Of the three conversations, which led to the most complete, if not feasible, plan? The "Yes And" conversation should be close to the unanimous answer. If that isn't the case, it means you are a terrible teacher (joke). You can also ask, of the three conversations, which was the most enjoyable to participate in? Here, many people may prefer "Yes But" and possibly the "No" conversations. Discuss why.
Yes And Conversations is a classic exercise for improv-based professional development workshops. It cleanly and simply demonstrates the collaborative power of saying yes to your partner and building on their ideas. This exercise is therefore very common in improv workshops of all variety, but is perhaps best used in workshops focused on:
Teamwork (team building, trust, support)
Number of Participants:
Minimum: 4 participants / Maximum: 20+ participants
Minimum: 15 minutes / Maximum: 20 minutes
You might try this same exercise with these slight adjustments:
Address a company-specific problem in the conversations. For example, instead of planning a Halloween party, ask participants to have a conversation about how to safeguard the company CRM against duplicate records.
Instead of breaking into pairs, ask for two volunteers to hold the conversations in front of everyone as a demonstration, which you can guide and note as it progresses.
Instructor Talking Points
It is critical for teammates to feel supported. Saying yes to someone's idea is an extremely powerful force multiplier when creating or building a team.
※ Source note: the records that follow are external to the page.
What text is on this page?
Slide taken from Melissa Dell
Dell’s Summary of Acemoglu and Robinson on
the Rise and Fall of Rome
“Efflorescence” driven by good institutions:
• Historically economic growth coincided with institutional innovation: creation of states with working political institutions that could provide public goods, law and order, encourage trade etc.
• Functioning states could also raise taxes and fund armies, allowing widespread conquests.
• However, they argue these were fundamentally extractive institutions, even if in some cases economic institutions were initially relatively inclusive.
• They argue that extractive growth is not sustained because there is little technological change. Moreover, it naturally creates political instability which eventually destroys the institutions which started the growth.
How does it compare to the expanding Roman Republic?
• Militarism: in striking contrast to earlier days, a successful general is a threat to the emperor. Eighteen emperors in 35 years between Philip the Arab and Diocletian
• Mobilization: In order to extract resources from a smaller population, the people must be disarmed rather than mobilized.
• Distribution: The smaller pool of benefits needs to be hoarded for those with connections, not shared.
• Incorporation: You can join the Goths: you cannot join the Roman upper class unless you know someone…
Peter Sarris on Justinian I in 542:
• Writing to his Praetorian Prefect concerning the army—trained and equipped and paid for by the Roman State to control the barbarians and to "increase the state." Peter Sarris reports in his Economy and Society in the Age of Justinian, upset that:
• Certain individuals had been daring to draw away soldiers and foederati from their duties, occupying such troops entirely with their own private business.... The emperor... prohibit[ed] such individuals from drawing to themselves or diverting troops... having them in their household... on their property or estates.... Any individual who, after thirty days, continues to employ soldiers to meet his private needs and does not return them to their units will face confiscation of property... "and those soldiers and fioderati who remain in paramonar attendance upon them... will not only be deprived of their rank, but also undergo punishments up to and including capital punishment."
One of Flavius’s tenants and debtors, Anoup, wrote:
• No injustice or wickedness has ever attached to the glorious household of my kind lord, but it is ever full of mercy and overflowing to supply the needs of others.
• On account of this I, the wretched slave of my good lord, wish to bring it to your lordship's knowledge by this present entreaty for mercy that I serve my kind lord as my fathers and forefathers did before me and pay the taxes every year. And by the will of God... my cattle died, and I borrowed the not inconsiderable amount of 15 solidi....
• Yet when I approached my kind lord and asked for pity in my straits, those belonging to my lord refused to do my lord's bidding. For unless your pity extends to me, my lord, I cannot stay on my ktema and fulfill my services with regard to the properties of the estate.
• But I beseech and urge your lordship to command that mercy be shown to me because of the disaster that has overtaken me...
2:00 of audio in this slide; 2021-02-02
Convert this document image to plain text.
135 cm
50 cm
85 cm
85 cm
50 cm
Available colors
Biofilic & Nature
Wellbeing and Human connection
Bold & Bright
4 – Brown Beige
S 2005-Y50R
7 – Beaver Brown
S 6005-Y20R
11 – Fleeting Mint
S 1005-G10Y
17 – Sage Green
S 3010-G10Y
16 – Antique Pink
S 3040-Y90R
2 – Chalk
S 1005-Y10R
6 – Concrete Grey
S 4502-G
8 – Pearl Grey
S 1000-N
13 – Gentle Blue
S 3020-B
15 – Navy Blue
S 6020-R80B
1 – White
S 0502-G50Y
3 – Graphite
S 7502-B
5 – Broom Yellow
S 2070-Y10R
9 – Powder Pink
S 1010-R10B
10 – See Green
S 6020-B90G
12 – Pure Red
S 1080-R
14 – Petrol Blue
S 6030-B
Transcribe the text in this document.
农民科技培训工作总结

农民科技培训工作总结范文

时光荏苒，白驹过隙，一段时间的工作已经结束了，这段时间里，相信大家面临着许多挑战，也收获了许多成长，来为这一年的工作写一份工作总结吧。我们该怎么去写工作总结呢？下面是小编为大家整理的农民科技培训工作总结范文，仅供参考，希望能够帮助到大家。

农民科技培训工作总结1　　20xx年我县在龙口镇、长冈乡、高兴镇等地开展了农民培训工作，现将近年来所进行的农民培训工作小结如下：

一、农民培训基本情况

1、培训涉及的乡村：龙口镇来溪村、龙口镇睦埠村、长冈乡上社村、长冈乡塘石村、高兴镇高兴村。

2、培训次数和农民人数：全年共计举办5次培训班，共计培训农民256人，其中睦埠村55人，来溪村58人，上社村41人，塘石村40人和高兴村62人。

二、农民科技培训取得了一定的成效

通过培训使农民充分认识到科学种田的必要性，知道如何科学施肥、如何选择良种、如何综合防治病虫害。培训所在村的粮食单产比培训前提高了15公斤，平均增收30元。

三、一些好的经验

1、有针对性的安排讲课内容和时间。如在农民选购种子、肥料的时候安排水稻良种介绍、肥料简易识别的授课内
It is so strong that it is worth embracing even weaker ideas. On a team, you want all participants fully engaged, making suggestions and contributions. When you say yes to an idea you are saying yes to the person who had that idea. Saying yes to each other will result in your team feeling empowered and fully contributing. Therefore, saying yes to any particular suggestion has less to do with that specific idea and more to do with the next ten ideas the individual making the suggestion will have. You want them to share their ideas and to feel good about themselves as they do so.
Applied Mantra: Yes And...
Embracing ideas that strike you as outlandish, unreasonable or (frankly) bad can lead to surprising results. If they are ideas you would dismiss when you are alone, then they are ideas you have not fully explored. Ask yourself, how can you build on them? What would come next? While the results may be entirely unworkable, they will also be fresh and unique. In this fashion, a great number of options can be quickly created and filled out, allowing for evaluation at a later point.
Applied Mantra: Yes And...
A general rule of thumb you can count on is that when you think someone else has poor ideas, they almost certainly think the same thing about you. By saying yes to the suggestions of others, even when we dislike their ideas, we can flip this dynamic.
People tend to like the ideas of those who like their own. Once we introduce a culture of agreement, problems that seemed intractable can become much easier to resolve.